17 November 2013

Focusing Chapter 9

Maharaj: Which world are you enquiring about?

Questioner: The world of my perceptions, of course.

M: The world you can perceive is a very small world indeed. And it is entirely private. Take it to be a dream and be done with it.

Q: How can I take it to be a dream? A dream does not last.

M: How long will your own world last?

Q: After all, my little world is but a part of the total.

M: Is not the idea of a total world a part of your personal world? The universe does not come to tell you that you are a part of it. It is you who have invented a totality to contain you as a part. In fact all you know is your own private world, however well you have furnished it with your imaginations and expectations.

Q: Surely, perception is not imagination!

M: What else? Perception is recognition, is it not? Something entirely unfamiliar can be sensed, but cannot be perceived. Perception involves memory.

Q: Granted, but memory does not make it illusion.

M: Perception, imagination, expectation, anticipation, illusion—all are based on memory. There are hardly any border lines between them. They just merge into each other. All are responses of memory.
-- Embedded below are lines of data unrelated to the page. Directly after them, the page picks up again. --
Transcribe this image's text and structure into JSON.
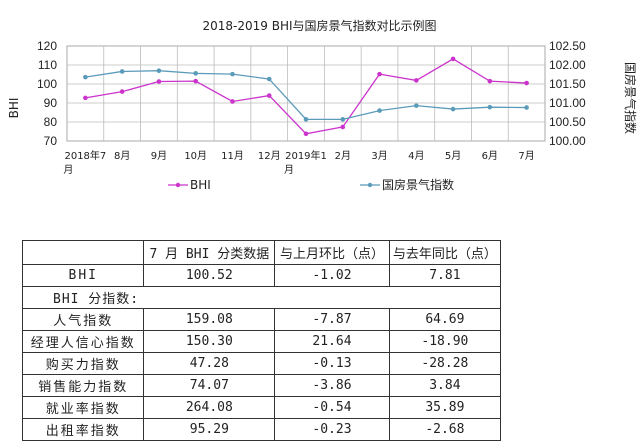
{
  "chart_data": {
    "type": "line",
    "title": "2018-2019 BHI与国房景气指数对比示例图",
    "categories": [
      "2018年7月",
      "8月",
      "9月",
      "10月",
      "11月",
      "12月",
      "2019年1月",
      "2月",
      "3月",
      "4月",
      "5月",
      "6月",
      "7月"
    ],
    "series": [
      {
        "name": "BHI",
        "axis": "left",
        "color": "#cc33cc",
        "values": [
          92.7,
          96.0,
          101.3,
          101.5,
          90.8,
          93.9,
          73.8,
          77.4,
          105.2,
          101.9,
          113.2,
          101.5,
          100.5
        ]
      },
      {
        "name": "国房景气指数",
        "axis": "right",
        "color": "#5b9bba",
        "values": [
          101.68,
          101.83,
          101.85,
          101.78,
          101.76,
          101.63,
          100.57,
          100.57,
          100.8,
          100.93,
          100.84,
          100.89,
          100.88
        ]
      }
    ],
    "ylabel": "BHI",
    "ylim": [
      70,
      120
    ],
    "yticks": [
      "120",
      "110",
      "100",
      "90",
      "80",
      "70"
    ],
    "y2label": "国房景气指数",
    "y2lim": [
      100.0,
      102.5
    ],
    "y2ticks": [
      "102.50",
      "102.00",
      "101.50",
      "101.00",
      "100.50",
      "100.00"
    ],
    "grid": true,
    "legend_position": "bottom"
  },
  "table": {
    "headers": [
      "",
      "7 月 BHI 分类数据",
      "与上月环比（点）",
      "与去年同比（点）"
    ],
    "rows": [
      {
        "label": "BHI",
        "values": [
          "100.52",
          "-1.02",
          "7.81"
        ]
      },
      {
        "label": "BHI 分指数:",
        "section": true
      },
      {
        "label": "人气指数",
        "values": [
          "159.08",
          "-7.87",
          "64.69"
        ]
      },
      {
        "label": "经理人信心指数",
        "values": [
          "150.30",
          "21.64",
          "-18.90"
        ]
      },
      {
        "label": "购买力指数",
        "values": [
          "47.28",
          "-0.13",
          "-28.28"
        ]
      },
      {
        "label": "销售能力指数",
        "values": [
          "74.07",
          "-3.86",
          "3.84"
        ]
      },
      {
        "label": "就业率指数",
        "values": [
          "264.08",
          "-0.54",
          "35.89"
        ]
      },
      {
        "label": "出租率指数",
        "values": [
          "95.29",
          "-0.23",
          "-2.68"
        ]
      }
    ]
  }
}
Q: Still, memory is there to prove the reality of my world.

M: How much do you remember? Try to write down from memory what you were thinking, saying and doing on the 30th of the last month.

Q: Yes, there is a blank.

M: It is not so bad. You do remember a lot—unconscious memory makes the world in which you live so familiar.

Q: Admitted that the world in which I live is subjective and partial. What about you? In what kind of world do you live?

M: My world is just like yours. I see, I hear, I feel, I think, I speak and act in a world I perceive, just like you. But with you it is all, with me it is nothing. Knowing the world to be a part of myself, I pay it no more attention than you pay to the food you have eaten. While being prepared and eaten, the food is separate from you and your mind is on it; once swallowed, you become totally unconscious of it. I have eaten up the world and I need not think of it any more.

Q: Don’t you become completely irresponsible?

M: How could I? How can I hurt something which is one with me. On the contrary, without thinking of the world, whatever I do will be of benefit to it. Just as the body sets itself right unconsciously, so am I ceaselessly active in setting the world right.